In primo luogo, comprendere come si instaura la negoziazione per l’accesso e la selezione dei contenuti che l’utente consuma: è infatti ormai acquisita la centralità delle logiche degli algoritmi nella selezione dei testi, ma tali logiche sono dipendenti anche, e soprattutto, dalle scelte compiute dagli individui, quindi dal loro portato culturale e dalla dimensione sociale, relazionale ed esperienziale. Analizzare le modalità attraverso cui gli utenti comprendono determinate unità narrative, anche se mai attraverso la mothership dello storyworld di riferimento, può portarci a riflettere anche su come specifici significati e percorsi di (non) consumo, non riferibili esclusivamente a narrazioni fiction, prendono forma negli ecosistemi della comunicazione.

A tale scopo è stata realizzata una ricerca che prevede, da un punto di vista metodologico, il ricorso a diverse tecniche di raccolta e di analisi dei dati. In una prima fase esplorativa sono stati sintetizzati dei livelli di approfondimento rispetto alla capacità degli utenti di comprendere gli universi narrativi, rendendo operativi elementi e caratteristiche alla base del processo di worldbuilding (Wolf 2014; Ryan 2014). In questo modo è stata approntata una traccia per delle interviste in profondità volte a comprendere la dimensione dei consumi culturali dei partecipanti, le loro pratiche di interazione con i testi e con gli altri utenti, i repertori mediali a cui ricorrono. Il corpus delle interviste è stato analizzato ricorrendo a modelli tipologici, letterali ed ermeneutici narrativi (Montesperelli 2014), anche attraverso un approccio riconducibile alla grounded theory (Glaser, Strauss 1967).
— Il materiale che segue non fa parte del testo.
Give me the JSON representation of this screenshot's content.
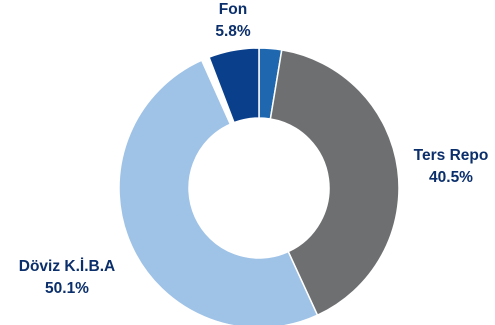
{
  "chart_data": {
    "type": "pie",
    "variant": "donut",
    "title": "",
    "start_angle_deg": 0,
    "direction": "clockwise",
    "slices": [
      {
        "label": "",
        "value_label": "",
        "value": 2.6,
        "color": "#1f68b0"
      },
      {
        "label": "Ters Repo",
        "value_label": "40.5%",
        "value": 40.5,
        "color": "#6e6f71"
      },
      {
        "label": "Döviz K.İ.B.A",
        "value_label": "50.1%",
        "value": 50.1,
        "color": "#9fc2e7"
      },
      {
        "label": "",
        "value_label": "",
        "value": 0.9,
        "color": "#ffffff"
      },
      {
        "label": "Fon",
        "value_label": "5.8%",
        "value": 5.8,
        "color": "#0a3f8c"
      }
    ],
    "label_color": "#0b2f6b",
    "legend": "none"
  }
}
Nelle fasi successive è previsto il ricorso alla creazione e somministrazione di survey per ampliare l’analisi delle relazioni tra utenti, testi e pratiche di consumo mediali.
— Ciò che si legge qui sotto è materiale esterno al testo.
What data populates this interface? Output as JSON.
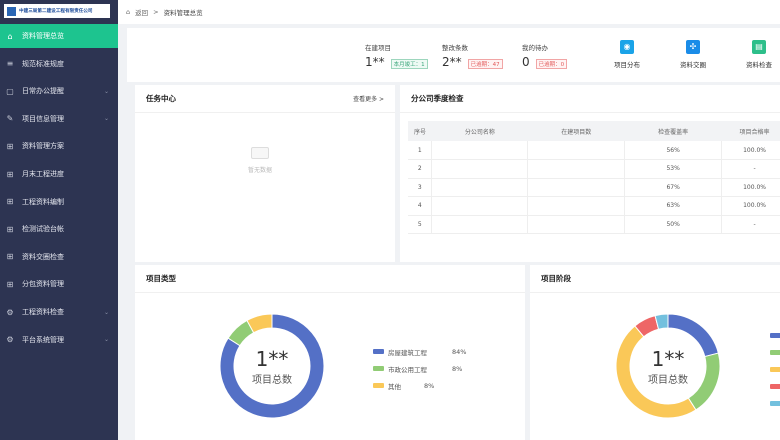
{
  "sidebar": {
    "company": "中建三局第二建设工程有限责任公司",
    "items": [
      {
        "label": "资料管理总览",
        "icon": "home-icon",
        "active": true
      },
      {
        "label": "规范标准规度",
        "icon": "books-icon"
      },
      {
        "label": "日常办公提醒",
        "icon": "clipboard-icon",
        "expand": true
      },
      {
        "label": "项目信息管理",
        "icon": "edit-icon",
        "expand": true
      },
      {
        "label": "资料管理方案",
        "icon": "grid-icon"
      },
      {
        "label": "月末工程进度",
        "icon": "grid-icon"
      },
      {
        "label": "工程资料编制",
        "icon": "grid-icon"
      },
      {
        "label": "检测试验台帐",
        "icon": "grid-icon"
      },
      {
        "label": "资料交圈检查",
        "icon": "grid-icon"
      },
      {
        "label": "分包资料管理",
        "icon": "grid-icon"
      },
      {
        "label": "工程资料检查",
        "icon": "gear-icon",
        "expand": true
      },
      {
        "label": "平台系统管理",
        "icon": "gear-icon",
        "expand": true
      }
    ]
  },
  "breadcrumb": {
    "back": "返回",
    "sep": ">",
    "current": "资料管理总览"
  },
  "stats": [
    {
      "label": "在建项目",
      "value": "1**",
      "tag": "本月竣工：1",
      "tag_color": "green"
    },
    {
      "label": "整改条数",
      "value": "2**",
      "tag": "已逾期：47",
      "tag_color": "red"
    },
    {
      "label": "我的待办",
      "value": "0",
      "tag": "已逾期：0",
      "tag_color": "red"
    }
  ],
  "quick_links": [
    {
      "label": "项目分布",
      "icon": "map-icon",
      "color": "#1aa3e8"
    },
    {
      "label": "资料交圈",
      "icon": "apps-icon",
      "color": "#1a8ce8"
    },
    {
      "label": "资料检查",
      "icon": "doc-check-icon",
      "color": "#2dbf8a"
    }
  ],
  "task_center": {
    "title": "任务中心",
    "more": "查看更多 >",
    "empty": "暂无数据"
  },
  "branch_check": {
    "title": "分公司季度检查",
    "columns": [
      "序号",
      "分公司名称",
      "在建项目数",
      "检查覆盖率",
      "项目合格率"
    ],
    "rows": [
      [
        "1",
        "",
        "",
        "56%",
        "100.0%"
      ],
      [
        "2",
        "",
        "",
        "53%",
        "-"
      ],
      [
        "3",
        "",
        "",
        "67%",
        "100.0%"
      ],
      [
        "4",
        "",
        "",
        "63%",
        "100.0%"
      ],
      [
        "5",
        "",
        "",
        "50%",
        "-"
      ]
    ]
  },
  "chart_data": [
    {
      "type": "pie",
      "title": "项目类型",
      "center_value": "1**",
      "center_label": "项目总数",
      "categories": [
        "房屋建筑工程",
        "市政公用工程",
        "其他"
      ],
      "values": [
        84,
        8,
        8
      ],
      "labels": [
        "84%",
        "8%",
        "8%"
      ],
      "colors": [
        "#5470c6",
        "#91cc75",
        "#fac858"
      ],
      "legend": "right"
    },
    {
      "type": "pie",
      "title": "项目阶段",
      "center_value": "1**",
      "center_label": "项目总数",
      "values": [
        21,
        20,
        48,
        7,
        4
      ],
      "colors": [
        "#5470c6",
        "#91cc75",
        "#fac858",
        "#ee6666",
        "#73c0de"
      ],
      "legend": "right"
    }
  ]
}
I primi risultati della ricerca offrono alcuni interessanti spunti di riflessione. In particolare, la capacità delle narrazioni transmediali di offrire una modalità atipica di colmare il “ritardo culturale” (Ogburn 1922) legato all’ibridazione dei media, che consente di “abitare” lo spazio generato dalla sovrapposizione di mondo fisico e mondo digitale anche a chi teoricamente ne sarebbe escluso. Quindi, la possibilità dei percorsi di consumo transmediale di configurarsi anche come una modalità di resistenza alla logica delle piattaforme, consentendo agli individui di partecipare agli universi narrativi attraverso modalità alternative.